The undivided culture of Punjab, a tribute to pluralismUpdated: Apr 28, 2017 09:09 IST
Punjab governor VP Singh Badnore releasing a book edited by Aabha Narain Lambah (left). Pakistani architect Nayyar Ali Dada (right) has authored a chapter on Lahore.(HT Photo)
It is a tribute to the vibrant and pluralistic culture of undivided Punjab. And a rebuttal to all those self-styled high priests of culture who’ve always mocked at the lack of culture in a state, happy to tom-tom its loud pop beats, bling and agriculture.
That’s how Aabha Narain Lambah describes “Punjab — Building the Land of the Five Rivers”, a book edited by her. Lambah, a conservation architect who grew up in Chandigarh and traces her roots to Sialkot in Pakistan, says she thought the world needed to know about the tremendous contribution of Punjab to the civilisation and architecture of not just India but the sub-continent. The undivided Punjab has the oldest archaeological sites in the sub-continent as compared to other states, said Lambah, while pointing to the Indus Valley site at Rakhigarhi in Haryana.
“It’s one of the great cultural centres of the world. I am glad 70 years after Partition, Marg (the publishers) also thought the same.” Incidentally, Marg, the publishing house, was set up by Mulk Raj Anand, a Punjabi.
Babri mosque in Panipat
The book maps the cultural landscape of the undivided Punjab with its Sufi shrines, forts and palaces to come up with some interesting nuggets. For instance, Panipat too has a Babri Masjid, also called Kabuli masjid, and while not much is known about the contribution of Babar to his namesake mosque in Ayodhya, the one in Panipat was commissioned by him to commemorate his victory in the first battle of Panipat, and has a distinctive Samarkand-style dome. Another discovery the book makes is that of Narnaul, the birthplace of Sher Shah Suri, which is replete with monuments from his era. “They are far more superior than his monuments at Sasaram in Bihar that everyone talks about,” says Lambah.

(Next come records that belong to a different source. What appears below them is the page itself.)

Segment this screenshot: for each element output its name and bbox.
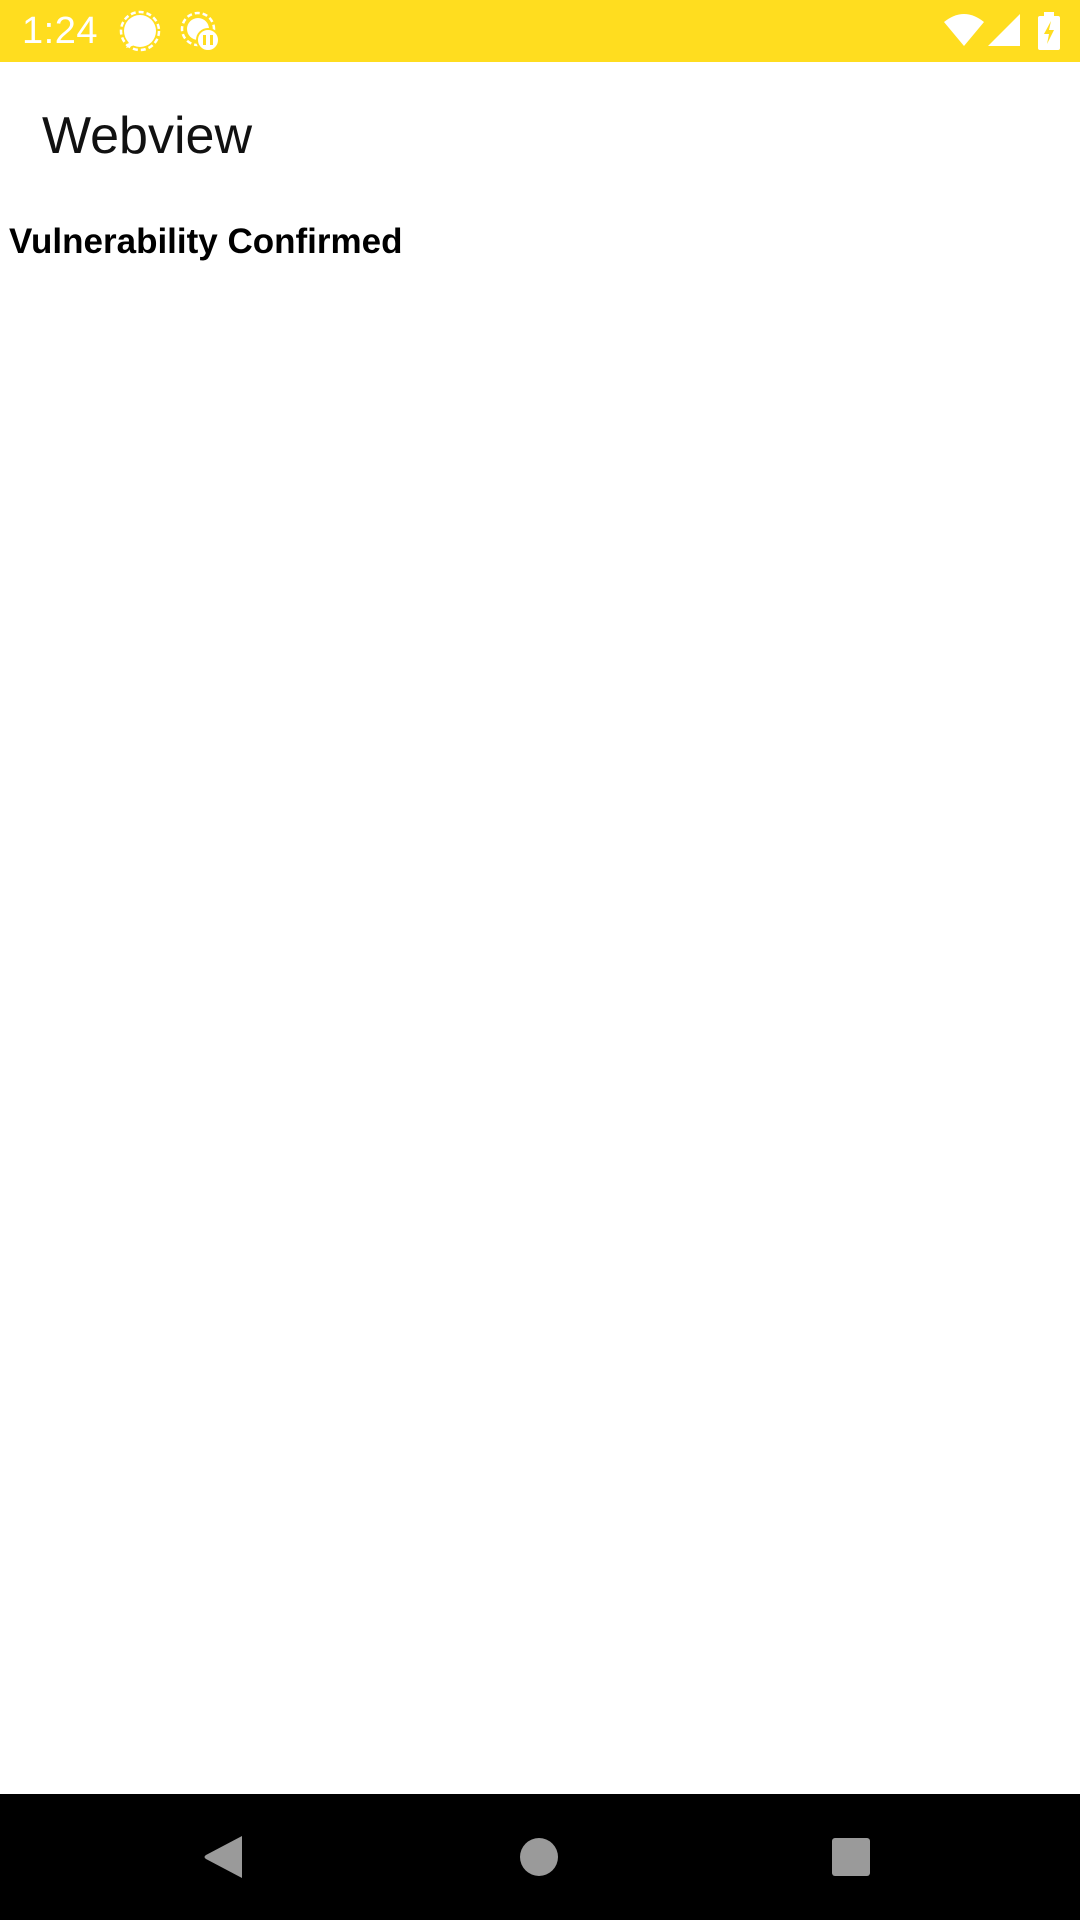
recents-icon[interactable]: [818, 1824, 884, 1890]
battery-charging-icon: [1036, 10, 1062, 54]
signal-update-icon: [178, 10, 222, 54]
webview-heading: Vulnerability Confirmed: [9, 222, 403, 261]
signal-messenger-icon: [118, 10, 162, 54]
app-bar: Webview: [0, 62, 1080, 212]
status-time: 1:24: [22, 10, 98, 52]
screen: 1:24 Webview Vulnerability Confirmed: [0, 0, 1080, 1920]
wifi-icon: [942, 10, 986, 54]
navigation-bar: [0, 1794, 1080, 1920]
back-icon[interactable]: [192, 1824, 258, 1890]
page-title: Webview: [42, 107, 253, 165]
webview[interactable]: Vulnerability Confirmed: [0, 212, 1080, 1794]
cellular-signal-icon: [986, 10, 1022, 54]
home-icon[interactable]: [506, 1824, 572, 1890]
status-bar: 1:24: [0, 0, 1080, 62]
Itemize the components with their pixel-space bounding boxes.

Calling the book a celebration of cultural fusion and the Ganga-Jamuna ‘tehzeeb’, Nayyar Ali Dada, who’s authored a chapter on Lahore, said, “The Persian invaders melded very well with the local culture and the fusion created a very superior culture in Punjab. Architecture is like whiskey and good blending brings out character.” Dada, a much-feted architect of Pakistan, who is also working on the Pakistani embassy in Delhi, runs an art gallery in Lahore with musical archives, 90% of which are of Indian music.
The book uses monuments to weave the rich history of Punjab from the ancient times to that of Maharaja Ranjit Singh, the Misl era, and the more recent period of the princely states.

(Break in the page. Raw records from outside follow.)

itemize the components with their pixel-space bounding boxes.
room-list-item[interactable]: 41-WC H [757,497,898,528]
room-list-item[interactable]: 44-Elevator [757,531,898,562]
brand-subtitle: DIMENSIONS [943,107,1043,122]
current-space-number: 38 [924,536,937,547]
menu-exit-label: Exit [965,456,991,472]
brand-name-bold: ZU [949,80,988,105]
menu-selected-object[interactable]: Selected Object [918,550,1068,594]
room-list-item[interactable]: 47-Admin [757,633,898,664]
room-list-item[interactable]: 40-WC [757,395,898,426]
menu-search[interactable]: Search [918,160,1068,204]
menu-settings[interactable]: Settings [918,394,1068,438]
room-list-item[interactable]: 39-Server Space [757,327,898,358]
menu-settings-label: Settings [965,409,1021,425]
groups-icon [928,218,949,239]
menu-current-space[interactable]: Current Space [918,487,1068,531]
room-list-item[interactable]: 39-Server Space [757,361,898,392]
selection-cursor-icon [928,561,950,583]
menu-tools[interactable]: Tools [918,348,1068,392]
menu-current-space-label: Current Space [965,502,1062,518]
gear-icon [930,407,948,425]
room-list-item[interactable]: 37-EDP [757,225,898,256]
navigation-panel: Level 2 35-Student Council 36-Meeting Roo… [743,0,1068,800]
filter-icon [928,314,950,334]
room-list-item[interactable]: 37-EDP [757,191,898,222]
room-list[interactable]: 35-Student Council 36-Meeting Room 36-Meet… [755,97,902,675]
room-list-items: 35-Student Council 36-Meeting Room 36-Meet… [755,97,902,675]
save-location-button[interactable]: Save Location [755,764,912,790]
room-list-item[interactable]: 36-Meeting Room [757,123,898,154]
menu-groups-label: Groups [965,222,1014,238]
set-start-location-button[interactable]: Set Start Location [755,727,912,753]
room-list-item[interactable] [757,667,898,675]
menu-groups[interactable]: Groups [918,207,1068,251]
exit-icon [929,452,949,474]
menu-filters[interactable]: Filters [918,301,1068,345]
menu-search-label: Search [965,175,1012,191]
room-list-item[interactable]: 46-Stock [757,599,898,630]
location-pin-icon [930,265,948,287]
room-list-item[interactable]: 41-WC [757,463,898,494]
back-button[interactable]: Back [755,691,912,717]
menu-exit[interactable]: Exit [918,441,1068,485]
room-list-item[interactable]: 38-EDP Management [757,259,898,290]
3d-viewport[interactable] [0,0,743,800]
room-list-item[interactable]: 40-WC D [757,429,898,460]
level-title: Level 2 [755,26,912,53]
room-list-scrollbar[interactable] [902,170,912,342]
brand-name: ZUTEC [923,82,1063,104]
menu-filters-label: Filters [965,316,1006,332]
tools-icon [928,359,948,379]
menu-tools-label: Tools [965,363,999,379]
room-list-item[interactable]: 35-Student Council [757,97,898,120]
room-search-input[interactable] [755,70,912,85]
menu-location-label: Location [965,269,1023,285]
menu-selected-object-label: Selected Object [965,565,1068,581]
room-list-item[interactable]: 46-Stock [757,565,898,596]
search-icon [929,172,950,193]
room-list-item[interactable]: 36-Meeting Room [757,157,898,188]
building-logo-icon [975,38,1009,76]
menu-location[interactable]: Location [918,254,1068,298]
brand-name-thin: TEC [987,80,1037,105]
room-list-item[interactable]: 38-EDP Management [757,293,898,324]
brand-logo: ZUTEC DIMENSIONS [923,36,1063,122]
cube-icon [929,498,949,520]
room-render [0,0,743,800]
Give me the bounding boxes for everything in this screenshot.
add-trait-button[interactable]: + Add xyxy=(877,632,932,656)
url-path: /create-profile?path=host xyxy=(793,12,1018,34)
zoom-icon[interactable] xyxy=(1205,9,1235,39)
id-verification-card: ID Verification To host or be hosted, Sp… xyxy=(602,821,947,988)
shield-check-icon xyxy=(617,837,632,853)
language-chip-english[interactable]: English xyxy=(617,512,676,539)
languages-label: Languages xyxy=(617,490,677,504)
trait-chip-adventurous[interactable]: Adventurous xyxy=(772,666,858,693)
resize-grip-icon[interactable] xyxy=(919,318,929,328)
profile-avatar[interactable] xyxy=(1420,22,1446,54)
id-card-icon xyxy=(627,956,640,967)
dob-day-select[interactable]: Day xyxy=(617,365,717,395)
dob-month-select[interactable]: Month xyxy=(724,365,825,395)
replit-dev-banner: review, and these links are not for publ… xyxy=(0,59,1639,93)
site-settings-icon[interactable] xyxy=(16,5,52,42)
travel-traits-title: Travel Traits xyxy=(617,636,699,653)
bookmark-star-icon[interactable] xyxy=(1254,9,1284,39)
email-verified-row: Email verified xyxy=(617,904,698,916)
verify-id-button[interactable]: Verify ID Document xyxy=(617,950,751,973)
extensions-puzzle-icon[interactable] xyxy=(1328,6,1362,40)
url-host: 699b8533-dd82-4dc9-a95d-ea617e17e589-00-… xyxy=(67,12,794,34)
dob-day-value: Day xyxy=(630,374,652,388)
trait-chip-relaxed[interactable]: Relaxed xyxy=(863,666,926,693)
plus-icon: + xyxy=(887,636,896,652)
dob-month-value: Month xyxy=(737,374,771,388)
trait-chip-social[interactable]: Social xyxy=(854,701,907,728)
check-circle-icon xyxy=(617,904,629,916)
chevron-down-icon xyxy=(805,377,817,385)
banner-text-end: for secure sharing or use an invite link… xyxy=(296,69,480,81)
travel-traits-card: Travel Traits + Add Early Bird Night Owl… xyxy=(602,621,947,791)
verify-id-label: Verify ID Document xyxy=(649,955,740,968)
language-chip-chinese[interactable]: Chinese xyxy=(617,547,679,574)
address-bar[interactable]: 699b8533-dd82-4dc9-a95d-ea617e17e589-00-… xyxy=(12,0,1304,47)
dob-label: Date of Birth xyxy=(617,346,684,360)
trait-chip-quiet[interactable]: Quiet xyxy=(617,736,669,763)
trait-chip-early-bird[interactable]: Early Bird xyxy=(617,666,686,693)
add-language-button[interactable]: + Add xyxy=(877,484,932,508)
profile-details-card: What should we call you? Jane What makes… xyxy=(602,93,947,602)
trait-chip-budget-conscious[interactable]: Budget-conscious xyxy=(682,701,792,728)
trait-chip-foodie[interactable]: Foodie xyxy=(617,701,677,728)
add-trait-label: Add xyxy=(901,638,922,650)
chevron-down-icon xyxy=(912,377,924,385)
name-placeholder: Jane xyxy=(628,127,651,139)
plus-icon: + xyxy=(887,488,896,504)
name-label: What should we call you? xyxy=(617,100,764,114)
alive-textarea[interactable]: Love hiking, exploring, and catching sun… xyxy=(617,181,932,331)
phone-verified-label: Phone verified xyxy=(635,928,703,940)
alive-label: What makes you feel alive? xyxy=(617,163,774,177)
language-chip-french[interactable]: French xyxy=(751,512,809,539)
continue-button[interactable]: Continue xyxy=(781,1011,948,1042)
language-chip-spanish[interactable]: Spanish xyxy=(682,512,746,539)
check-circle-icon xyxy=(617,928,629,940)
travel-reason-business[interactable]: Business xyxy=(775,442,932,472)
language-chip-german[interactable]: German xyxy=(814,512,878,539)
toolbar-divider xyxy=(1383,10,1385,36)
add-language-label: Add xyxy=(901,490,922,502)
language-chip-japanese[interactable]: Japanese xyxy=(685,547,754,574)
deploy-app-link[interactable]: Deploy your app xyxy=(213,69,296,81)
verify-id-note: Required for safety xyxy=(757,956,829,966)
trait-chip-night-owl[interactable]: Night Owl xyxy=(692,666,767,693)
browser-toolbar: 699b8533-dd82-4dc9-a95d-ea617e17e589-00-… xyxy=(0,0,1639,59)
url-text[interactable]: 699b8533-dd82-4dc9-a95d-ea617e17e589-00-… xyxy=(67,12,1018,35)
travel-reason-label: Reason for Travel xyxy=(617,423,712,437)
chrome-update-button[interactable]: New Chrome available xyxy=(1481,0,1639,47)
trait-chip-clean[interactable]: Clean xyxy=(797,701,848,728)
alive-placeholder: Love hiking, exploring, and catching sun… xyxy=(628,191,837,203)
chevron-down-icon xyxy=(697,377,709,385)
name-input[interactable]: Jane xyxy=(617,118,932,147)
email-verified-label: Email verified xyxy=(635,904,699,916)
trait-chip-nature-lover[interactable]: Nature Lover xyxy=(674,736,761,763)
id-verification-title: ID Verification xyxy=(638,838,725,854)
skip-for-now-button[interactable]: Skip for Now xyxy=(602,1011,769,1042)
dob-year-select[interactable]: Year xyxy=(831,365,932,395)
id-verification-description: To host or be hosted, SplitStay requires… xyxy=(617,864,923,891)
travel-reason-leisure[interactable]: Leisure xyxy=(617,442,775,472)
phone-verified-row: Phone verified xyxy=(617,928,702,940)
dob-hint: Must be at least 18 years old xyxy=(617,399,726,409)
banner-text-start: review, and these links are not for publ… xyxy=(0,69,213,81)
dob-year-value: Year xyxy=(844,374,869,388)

Dwelling on Sikh architecture, Lambah said it took the best of everything and came up with a beautiful symphony. “It borrowed elements from Rajasthan, Bengal, the Mughal India, Persia and gave them a unique identity by melding them.” “Punjabiyat,” she declared, “is this amazing mix of culture and ideas.”

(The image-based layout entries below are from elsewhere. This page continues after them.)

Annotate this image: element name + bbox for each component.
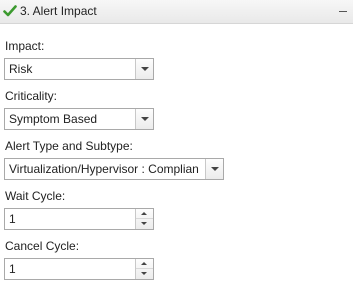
chevron-down-icon [211,167,219,171]
chevron-down-icon [141,222,147,225]
decrement-button[interactable] [136,269,153,279]
chevron-down-icon [141,117,149,121]
cancel-cycle-value: 1 [9,262,16,276]
criticality-dropdown-button[interactable] [135,109,153,129]
chevron-up-icon [141,212,147,215]
decrement-button[interactable] [136,219,153,229]
section-header[interactable]: 3. Alert Impact [0,0,353,24]
chevron-down-icon [141,67,149,71]
cancel-cycle-stepper[interactable]: 1 [4,258,154,280]
increment-button[interactable] [136,259,153,269]
wait-cycle-spin-buttons[interactable] [135,209,153,229]
chevron-up-icon [141,262,147,265]
increment-button[interactable] [136,209,153,219]
minimize-icon[interactable] [339,11,347,12]
wait-cycle-value: 1 [9,212,16,226]
alert-type-select[interactable]: Virtualization/Hypervisor : Complian [4,158,224,180]
cancel-cycle-spin-buttons[interactable] [135,259,153,279]
wait-cycle-stepper[interactable]: 1 [4,208,154,230]
impact-label: Impact: [5,39,45,53]
criticality-value: Symptom Based [9,112,98,126]
wait-cycle-label: Wait Cycle: [5,189,66,203]
check-icon [3,5,17,17]
alert-type-dropdown-button[interactable] [205,159,223,179]
impact-select[interactable]: Risk [4,58,154,80]
alert-type-label: Alert Type and Subtype: [5,139,133,153]
chevron-down-icon [141,272,147,275]
section-title: 3. Alert Impact [20,4,97,18]
alert-type-value: Virtualization/Hypervisor : Complian [9,162,199,176]
cancel-cycle-label: Cancel Cycle: [5,239,80,253]
criticality-label: Criticality: [5,89,58,103]
impact-dropdown-button[interactable] [135,59,153,79]
criticality-select[interactable]: Symptom Based [4,108,154,130]
impact-value: Risk [9,62,33,76]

Asked about what was most emblematic of the Sikh architecture, she said it was the ‘samadhi’ of Maharaja Ranjit Singh at the site of Guru Arjan Dev’s martyrdom in Lahore. “It’s a tiny jewel to which only Indian passport holders are allowed entry and it’s breathtaking.”
Looking at the Punjabi culture in its entirety, the book also has a chapter on the royal cuisine of Punjab by Neha Prasad. It samples a wide array of dishes, from the French food served in Maharaja Jagatjit’s court in Kapurthala to the ‘pulaos’ whipped up in the kitchens of the Patiala kingdom.
The book also explores the spiritual roots of the state through the built form in two chapters on Sufism and Sikhism. So, it is but natural that it has a chapter each on the eyes of undivided Punjab – Amritsar and Lahore. Catherine B Asher, an authority on Islamic architecture, has also penned a chapter on Islamic architecture in the state.
Lambah, who travelled to Lahore for the book, hopes it will inspire the present-day rulers to preserve their rich history in bricks. The conservation work undertaken by Punjab, she rues, is too little and too late. Lambah, who’s worked on Qila Mubarak, Mughal Serai and Bahadurgarh Fort, among other monuments, calls for adaptive reuse to keep the heritage live. After all, people alone can breathe life into monuments.
Capitol complex to be restored
The UT administration has tasked Aabha Narain Lambah, a conservation architect based in Mumbai, with restoration of the Capitol Complex. Lambah, who studied at Carmel Convent, says she grew up cycling from Sector 18 to 9. “I know the landscape of the city, and look forward to working on the complex.” Speaking at the book launch, Punjab governor VP Singh Badnore quipped how it was France which nominated the Capitol Complex as a heritage site and not the UT.